How do we decide between a soft delete (archive) and a hard delete?
A key criterion to evaluate when choosing between a soft and hard delete is whether all instances of the data object have inherent value. In the breast cancer example, high quality articles about my health condition pass this test. I may delete an article that I don’t think is relevant to me, only to realize that it is relevant after a follow-up appointment with my doctor (we see this very thing happen all the time in user research for this website). It improves my user experience if I can go into my “deleted articles” and recover it.
Email, of course, is a counter-example. Here, a true delete is desired because so much email is junk. And it’s important to note that there’s a difference between “junk mail” in the sense of spam, versus email messages that I never want to see again (e.g. idle banter by co-workers about who’s ordering lunch). In the latter case I do NOT want Gmail to think it should start filtering out the senders… which might negatively impact office productivity. While many email messages have value, it’s not the case that ALL of them have value.
Is “Archive” the right word for a soft delete?
An application’s terminology and copy are critical to usability. It’s frightening how quickly poor terminology can lead users astray. On the flip side, I’ve watched seemingly hopeless user experiences be snatched from the jaws of defeat with simple copy changes.

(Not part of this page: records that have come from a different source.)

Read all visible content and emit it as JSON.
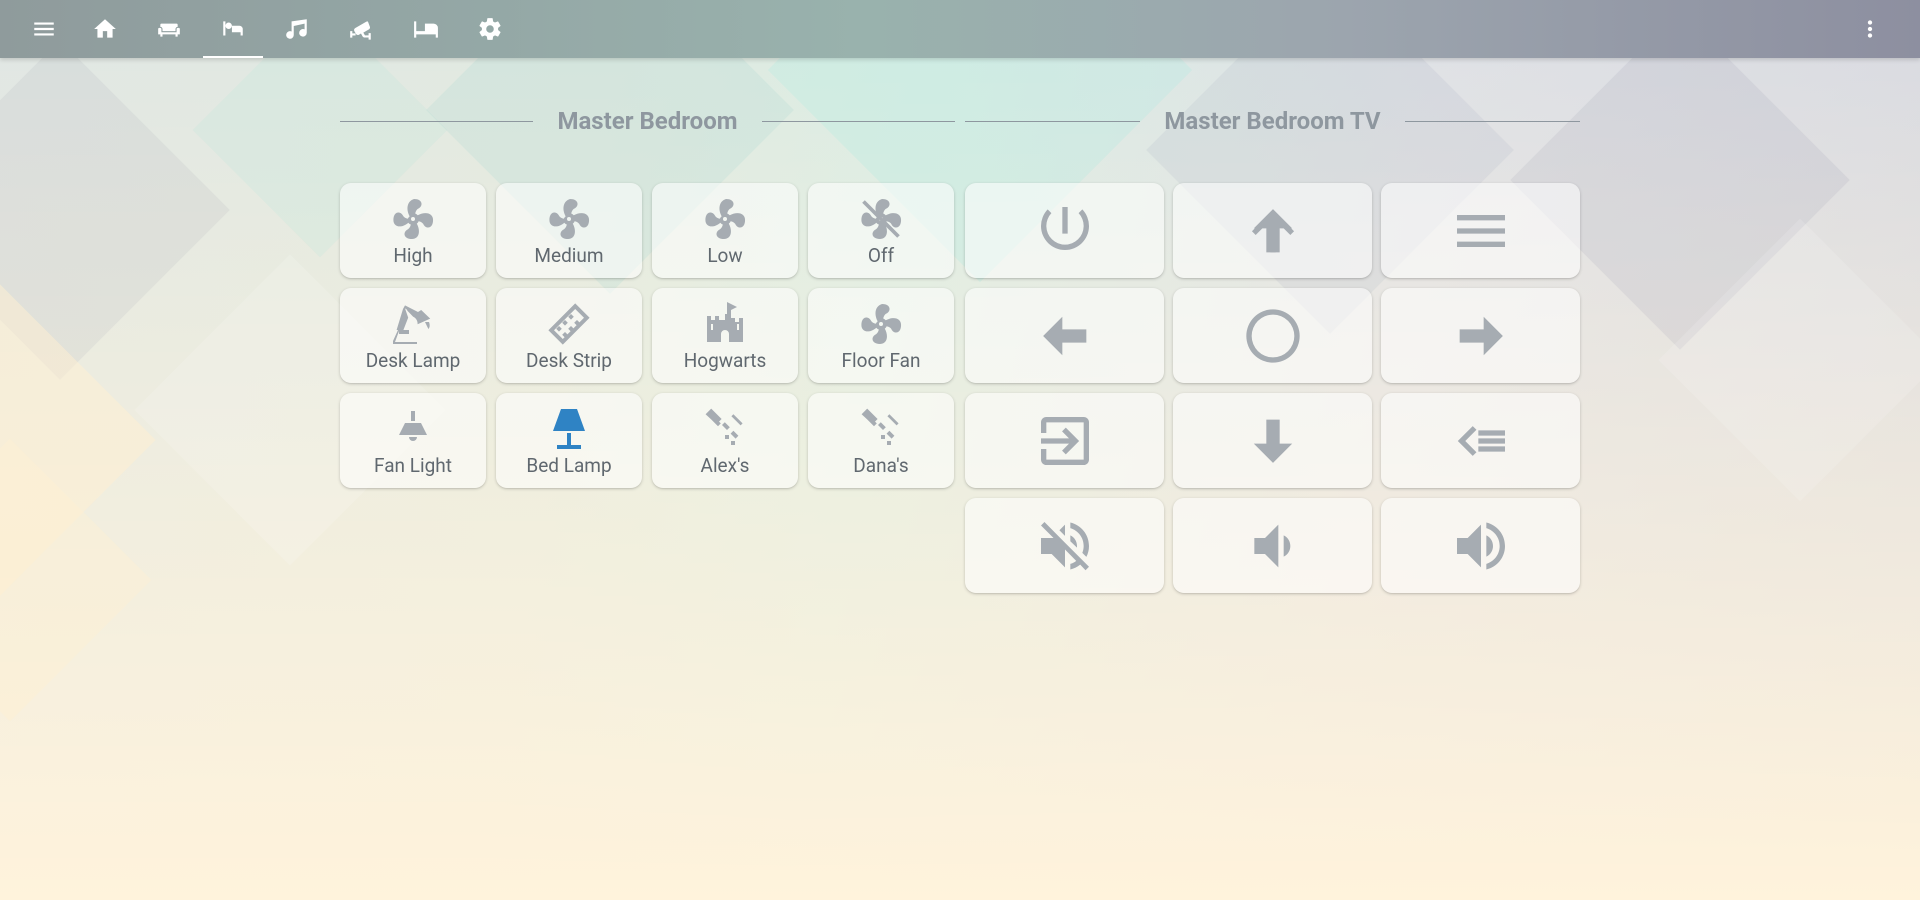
{
  "toolbar": {
    "menu_icon": "menu-icon",
    "tabs": [
      {
        "icon": "home-icon"
      },
      {
        "icon": "sofa-icon"
      },
      {
        "icon": "bed-icon",
        "active": true
      },
      {
        "icon": "music-icon"
      },
      {
        "icon": "cctv-icon"
      },
      {
        "icon": "bed-empty-icon"
      },
      {
        "icon": "gear-icon"
      }
    ],
    "overflow_icon": "dots-vertical-icon"
  },
  "sections": {
    "bedroom_title": "Master Bedroom",
    "tv_title": "Master Bedroom TV"
  },
  "bedroom_tiles": [
    {
      "label": "High",
      "icon": "fan-icon"
    },
    {
      "label": "Medium",
      "icon": "fan-icon"
    },
    {
      "label": "Low",
      "icon": "fan-icon"
    },
    {
      "label": "Off",
      "icon": "fan-off-icon"
    },
    {
      "label": "Desk Lamp",
      "icon": "desk-lamp-icon"
    },
    {
      "label": "Desk Strip",
      "icon": "led-strip-icon"
    },
    {
      "label": "Hogwarts",
      "icon": "castle-icon"
    },
    {
      "label": "Floor Fan",
      "icon": "fan-icon"
    },
    {
      "label": "Fan Light",
      "icon": "ceiling-light-icon"
    },
    {
      "label": "Bed Lamp",
      "icon": "lamp-icon",
      "state": "on"
    },
    {
      "label": "Alex's",
      "icon": "spotlight-icon"
    },
    {
      "label": "Dana's",
      "icon": "spotlight-icon"
    }
  ],
  "tv_tiles": [
    {
      "icon": "power-icon"
    },
    {
      "icon": "arrow-up-icon"
    },
    {
      "icon": "menu-lines-icon"
    },
    {
      "icon": "arrow-left-icon"
    },
    {
      "icon": "circle-select-icon"
    },
    {
      "icon": "arrow-right-icon"
    },
    {
      "icon": "input-icon"
    },
    {
      "icon": "arrow-down-icon"
    },
    {
      "icon": "back-icon"
    },
    {
      "icon": "volume-mute-icon"
    },
    {
      "icon": "volume-down-icon"
    },
    {
      "icon": "volume-up-icon"
    }
  ],
  "colors": {
    "accent_on": "#2f83c4",
    "icon_off": "#a6acb2",
    "section_title": "#8e979f"
  }
}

If your application has a real use-case for a soft delete, make this clear to the user with the right word.
In all the user testing I’ve done with people outside of the software industry (i.e. “normal humans”), I’ve rarely encountered a person who equates “archiving” with “throwing away.” On the contrary, “archive” means to store something that’s valuable in a safe place.
While your own user research will inform terminology, words like “inactivate” or “hide” might be more in line with user expectations than “archive.”